И они принялись обсуждать свои любовные привычки. Вильнер объявил, что не может уже выносить, когда женщина просыпается в его постели.

– А вы как поступаете? – спросил он.

– О! Всегда предпочитаю у них и никогда у меня, – ответил Симон. – Это избавляет от выяснения отношений и сохраняет массу времени. Так что предпочитаю уйти хоть в четыре утра…

– Да, да, да, – подхватил Вильнер, кивая массивной головой. – Но вы-то молодой. А вот с возрастом – увидите сами, уже сил нет среди ночи снова натягивать брюки.

– А Шудлер, как он реагировал? – прервав их, спросил кто-то у Вильнера. – Он, верно, в ярости. Надо признать, вы перегнули палку!

– Ну ясно, что к этой пьесе есть ключ, – произнес еще кто-то. – Об этом уже шумит весь Париж!

В сотый раз после окончания второго действия Вильнер со всех сторон слышал: «К этой пьесе есть ключ… к этой пьесе есть ключ… Это ведь Шудлер, правда?.. Ну, признайтесь, что это Шудлер…»

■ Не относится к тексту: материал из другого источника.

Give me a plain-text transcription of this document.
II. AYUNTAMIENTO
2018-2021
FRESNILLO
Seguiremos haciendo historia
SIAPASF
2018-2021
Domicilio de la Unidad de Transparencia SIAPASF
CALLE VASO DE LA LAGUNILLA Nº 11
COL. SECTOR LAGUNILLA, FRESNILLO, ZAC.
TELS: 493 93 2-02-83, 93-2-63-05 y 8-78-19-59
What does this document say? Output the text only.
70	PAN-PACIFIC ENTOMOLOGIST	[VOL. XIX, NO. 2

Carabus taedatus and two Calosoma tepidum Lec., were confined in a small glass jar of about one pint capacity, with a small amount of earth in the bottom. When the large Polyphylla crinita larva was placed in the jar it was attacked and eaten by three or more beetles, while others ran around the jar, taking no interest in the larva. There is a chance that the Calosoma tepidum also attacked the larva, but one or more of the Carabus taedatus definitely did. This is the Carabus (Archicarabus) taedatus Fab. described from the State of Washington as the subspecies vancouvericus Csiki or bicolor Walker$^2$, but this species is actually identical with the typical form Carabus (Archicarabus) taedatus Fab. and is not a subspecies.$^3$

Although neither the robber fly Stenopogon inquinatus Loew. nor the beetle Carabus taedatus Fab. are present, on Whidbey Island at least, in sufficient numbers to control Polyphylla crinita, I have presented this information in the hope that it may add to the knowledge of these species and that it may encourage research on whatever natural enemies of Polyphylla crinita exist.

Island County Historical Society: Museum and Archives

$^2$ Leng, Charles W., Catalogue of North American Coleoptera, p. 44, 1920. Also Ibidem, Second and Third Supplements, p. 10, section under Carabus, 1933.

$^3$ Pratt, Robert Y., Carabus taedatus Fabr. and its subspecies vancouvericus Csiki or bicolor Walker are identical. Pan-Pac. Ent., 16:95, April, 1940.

Драматурга одолела злость, ему показалось, что его творение хотят принизить, низведя до простой светской сплетни, и вдруг, держа наполовину обглоданную куриную ногу и перекрывая гул гостей, он дал выход своему великому гневу.

– Что это значит: к этой пьесе есть ключ? – воскликнул он. – К каждой пьесе есть свой ключ. К пьесам Расина тоже есть ключ. Разве его «Александр», например, который, вообще-то говоря, просто плох – за исключением двух сцен, – не списан целиком с Людовика XIV? А романы? Ко всем романам – свой ключ. Бальзак. Толстой… А уж Толстой даже не давал себе труда переделывать имена. Менял одну букву и считал, что этого довольно. И если бы прототипом мне послужила моя консьержка или если бы я черпал сюжеты из газетной хроники, как Стендаль и десятки других, вы не стали бы говорить, что к этому произведению есть ключ, просто потому, что модели были бы вам незнакомы. Да и что значит «модели»!.. Это то же самое, как скульптор создает свою Венеру, глядя на женщину, у которой разной высоты груди и дряблая задница. Ибо у всех у вас, милые дамы, – продолжал он, потрясая куриной ногой, – голову даю на отсечение, разной высоты груди! И если вы все спустите лифчики, вы увидите, что я прав.